Be drunk with something, always!

Saturday, July 31, 2010

Rain rain... don't come so often

It rained hard last night. Very. And when I woke up I woke up with a heavy head. And the strong morning tea didn’t cancel that. Rains have never been an object of admiration for me. I have never been able to quite understand the so-oft-described romanticism involved in it. For me rain is trouble. The city in which I live seems to share my feelings. Rains here are like the mother-in-laws who when return after you were succumbing to domestic violence (and thought that now maybe you’re enemy will be otherwise engaged while you may savour some peace), are welcomed with open arms but after few days have passed, you know that you’ve had enough of this shit and living with them thenceforth is impossible. I know this is the saddest and remotest analogy ever, but well, it’ll have to do.

But then, I guess, I am not to judge. The neighbourhood I live in is seldom water-clogged. And all my troubles end if I decide to sit back home and relax. I can even look out my window and take in the smell of wet earth beneath and feel blessed. But life and luck don’t treat everybody the same. I have a relation who has a relation who is well beyond his prime and is roughing it against the weather. The rainwater has invaded his bedroom and he is having to negotiate green little slimy snakes with a walking stick.

All this is fun to here now. But future for me may not remain so bright after all. I just had a ruckus with my promoter about whether or not he should do something about all the water that is clogging in front of my apartment. “You’re on the 3rd floor sir. And you shan’t have anything to do with water there. The rest is not included in the contract.” –blunt and sharp was his reply.

It is night and the rains have started again.

Saturday, July 24, 2010

Not My Land


The nights and the days,
They are the same;
The music you hear, the same stale band.
But this is not where you stayed,
This is a void you do not understand.
What led you here?

Where you come from,
The stars were different,
The sun gave a darker tan;
The bedouin do not for long linger,
On this dust and this sand.
What led you from there?
To this faraway mundane land.

What led you?
When you had such makings of a distinct brand.

Friday, July 23, 2010

Who am I?
I am your friendly neighbourhood IT consultant.
I am common and I am at large.
I am a late riser. I am most often late to work.
I throng the busy streets at morning and at night.
I am not rich enough to buy a car (I can buy one but maintaining it is an issue). And I am too proud to travel by normal public transport. So I have a peculiar form of transport named after me – the shuttle.
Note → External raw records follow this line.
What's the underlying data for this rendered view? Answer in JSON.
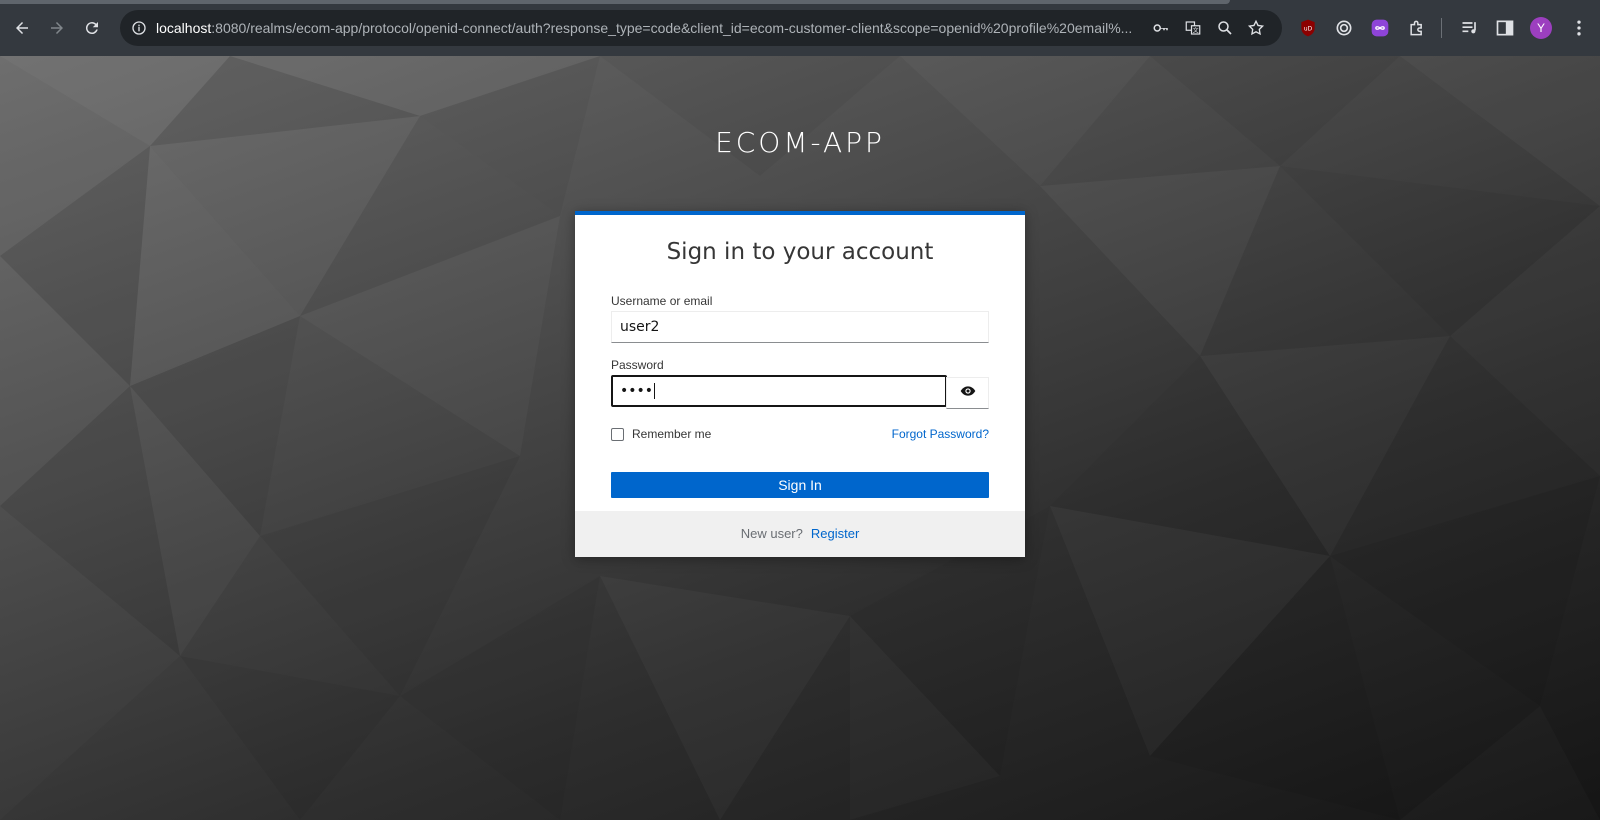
{
  "browser": {
    "url_host": "localhost",
    "url_rest": ":8080/realms/ecom-app/protocol/openid-connect/auth?response_type=code&client_id=ecom-customer-client&scope=openid%20profile%20email%...",
    "profile_initial": "Y",
    "icons": {
      "back": "back-arrow-icon",
      "forward": "forward-arrow-icon",
      "reload": "reload-icon",
      "info": "info-icon",
      "key": "key-icon",
      "translate": "translate-icon",
      "zoom": "zoom-icon",
      "bookmark": "star-icon",
      "ublock": "ublock-icon",
      "ext2": "target-icon",
      "ext3": "infinity-icon",
      "extensions": "puzzle-icon",
      "media": "media-control-icon",
      "sidepanel": "side-panel-icon",
      "menu": "kebab-menu-icon"
    }
  },
  "page": {
    "realm_title": "ECOM-APP",
    "form": {
      "heading": "Sign in to your account",
      "username_label": "Username or email",
      "username_value": "user2",
      "password_label": "Password",
      "password_value": "••••",
      "remember_label": "Remember me",
      "forgot_label": "Forgot Password?",
      "submit_label": "Sign In",
      "new_user_text": "New user?",
      "register_label": "Register"
    }
  },
  "colors": {
    "accent": "#0066cc",
    "toolbar": "#34393f",
    "omnibox": "#202428"
  }
}
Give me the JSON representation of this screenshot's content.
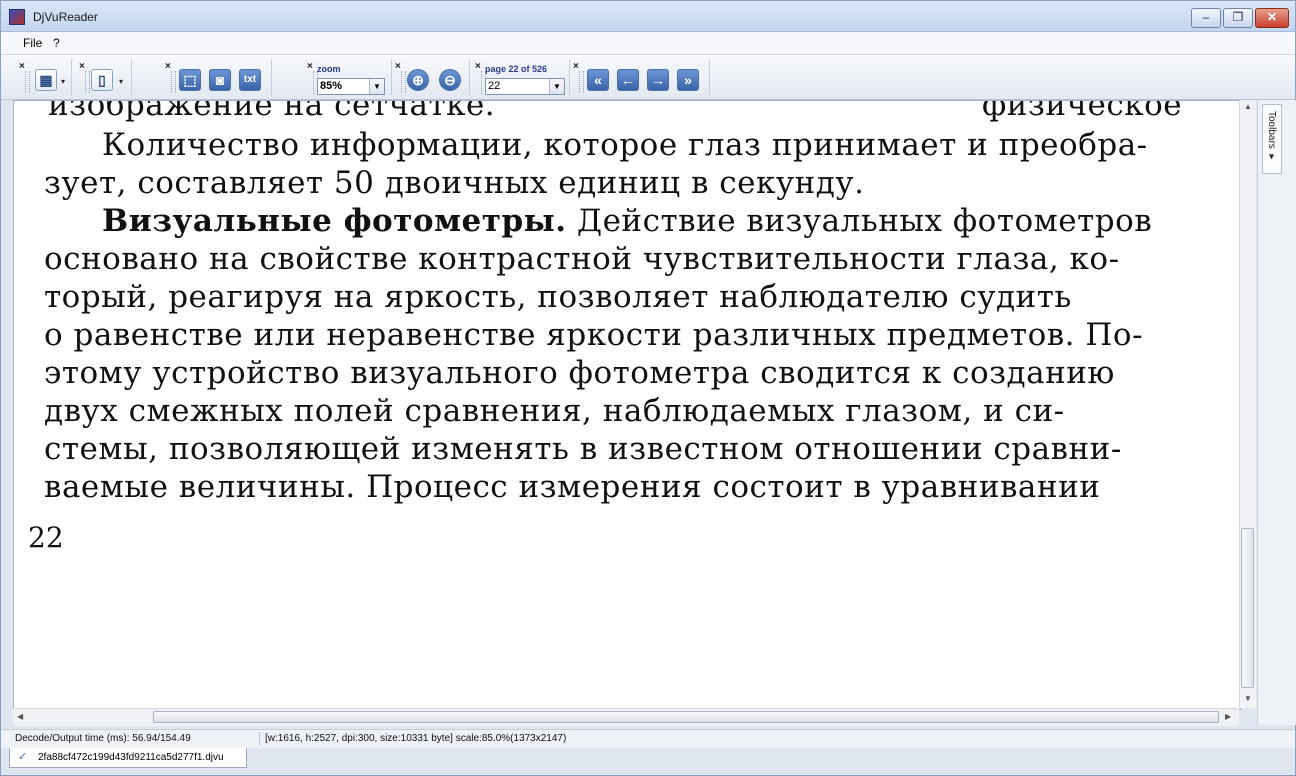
{
  "window": {
    "title": "DjVuReader"
  },
  "menu": {
    "file": "File",
    "help": "?"
  },
  "toolbar": {
    "close_mark": "×",
    "zoom_label": "zoom",
    "zoom_value": "85%",
    "page_label": "page 22 of 526",
    "page_value": "22",
    "txt_label": "txt"
  },
  "document": {
    "lines": [
      "изображение на сетчатке.",
      "Количество информации, которое глаз принимает и преобра-",
      "зует, составляет 50 двоичных единиц в секунду.",
      "Действие визуальных фотометров",
      "основано на свойстве контрастной чувствительности глаза, ко-",
      "торый, реагируя на яркость, позволяет наблюдателю судить",
      "о равенстве или неравенстве яркости различных предметов. По-",
      "этому устройство визуального фотометра сводится к созданию",
      "двух смежных полей сравнения, наблюдаемых глазом, и си-",
      "стемы, позволяющей изменять в известном отношении сравни-",
      "ваемые величины. Процесс измерения состоит в уравнивании"
    ],
    "bold_heading": "Визуальные фотометры.",
    "top_right_fragment": "физическое",
    "page_number": "22"
  },
  "sidepanel": {
    "toolbars_label": "Toolbars ▾"
  },
  "status": {
    "decode_time": "Decode/Output time (ms): 56.94/154.49",
    "page_info": "[w:1616, h:2527, dpi:300, size:10331 byte] scale:85.0%(1373x2147)"
  },
  "tabs": [
    {
      "label": "2fa88cf472c199d43fd9211ca5d277f1.djvu"
    }
  ]
}
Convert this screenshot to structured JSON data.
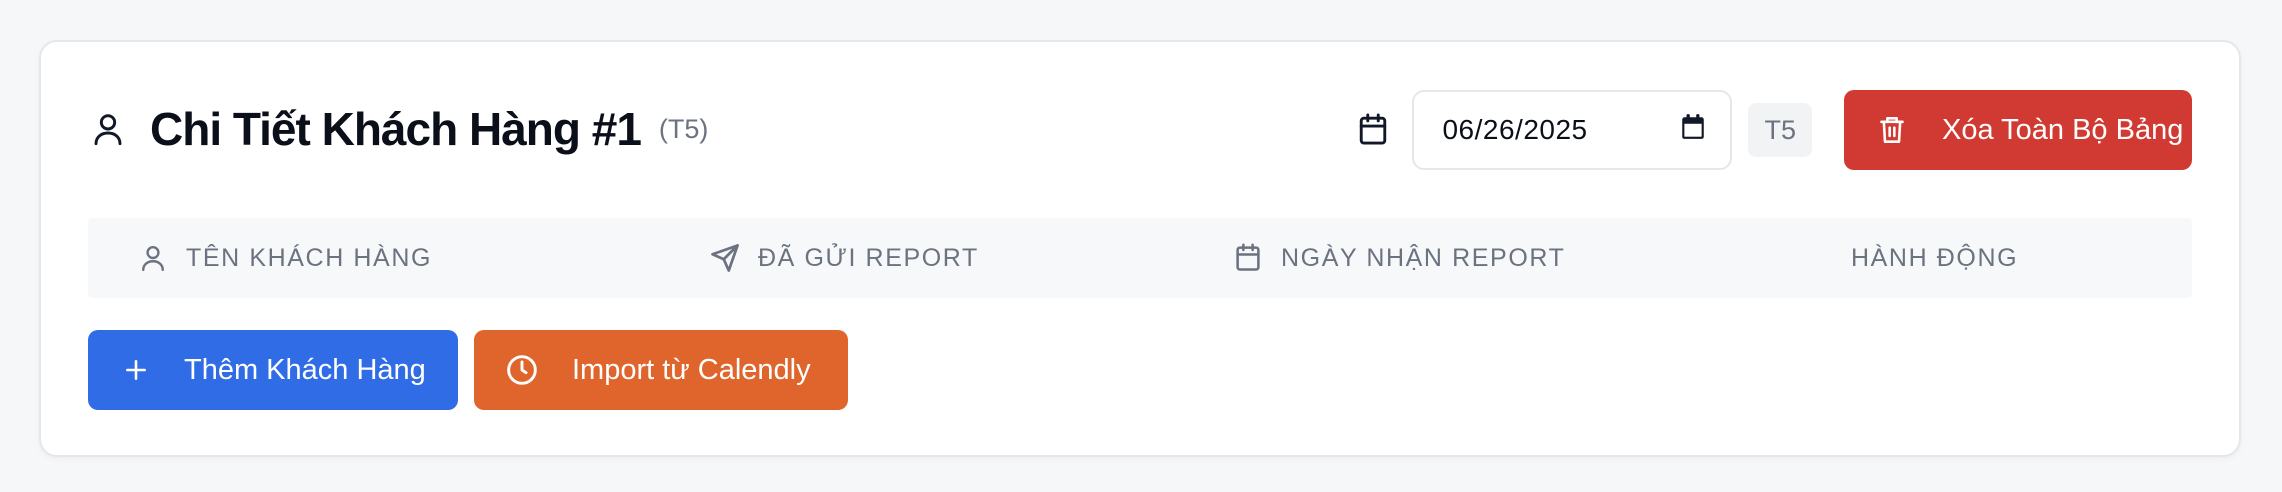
{
  "header": {
    "title": "Chi Tiết Khách Hàng #1",
    "subtitle": "(T5)",
    "title_icon": "user-icon"
  },
  "controls": {
    "calendar_icon": "calendar-icon",
    "date_value": "06/26/2025",
    "badge": "T5",
    "delete_all_label": "Xóa Toàn Bộ Bảng",
    "delete_icon": "trash-icon"
  },
  "table": {
    "columns": [
      {
        "label": "TÊN KHÁCH HÀNG",
        "icon": "user-icon"
      },
      {
        "label": "ĐÃ GỬI REPORT",
        "icon": "send-icon"
      },
      {
        "label": "NGÀY NHẬN REPORT",
        "icon": "calendar-icon"
      },
      {
        "label": "HÀNH ĐỘNG",
        "icon": ""
      }
    ]
  },
  "actions": {
    "add_customer_label": "Thêm Khách Hàng",
    "add_icon": "plus-icon",
    "import_label": "Import từ Calendly",
    "import_icon": "clock-icon"
  },
  "colors": {
    "primary": "#2f6ce5",
    "danger": "#d13a32",
    "orange": "#e0652c",
    "muted_text": "#6b7280"
  }
}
Anything from HM ambassadors to Tata Indicas to Honda civics to ambulances, government vehicles to private 4-wheelers ferry me from home to work.
I go to the Sigree and Oh!Calcutta for together-dinners and I drink the lemon masala tea at roadside kiosks.
I don’t vote (because I feel it’s useless) and I don’t donate blood (because I am afraid that I may need all of it someday?).
I am bugged by investment bankers and house loan providers; I am bugged by promotions from my own mobile subscriptions.
I work long hours and I also am distracted enough so that nothing substantial comes of it. I change jobs frequently but I hate it.
If I am single I hate it, if not I hate it even more.
I judge my friends and family, my colleagues and my manager.
I can’t ever own a Ferrari, so I buy a perfume of the same brand.
I have almost no power over things that influence me, over people who hurt me, but I can’t give up scheming because my ideas (good or evil) make me God.

I have learnt that I will never learn to be content.

Saturday, July 3, 2010

Urban Desi. 7:30pm. Germany leading 1-0 at half time. Four friends high on vodka, beer and the likes. Smart ambience. Talking soccer and rot. Friend 1 has to go back to his MBA in Trivandrum the day after. Friend 2 has lost 10 kilos in one-sided-love. Friend 3 knows all about that shit and gives some uncanny advices as to how better on the ongoing depression.
Friend 4 is a scientist now, and a government paid one at that. The dignity of it may have still not settled with him as he tries to look fine with glasses and sport tees.

A weekend to remember! One for the tops!

Friday, July 2, 2010

How exactly does it fill when you try to make a point, that you think is proper and just, and someone shuts you up, and does so in a very demeaning way. Let alone the feeling, what are you going to do about it? Nothing, for the time being. You do not have the means or the methods with which you can fend him off.

You bottle up your frustration. You wait. Every story that has a beginning ............... has an end.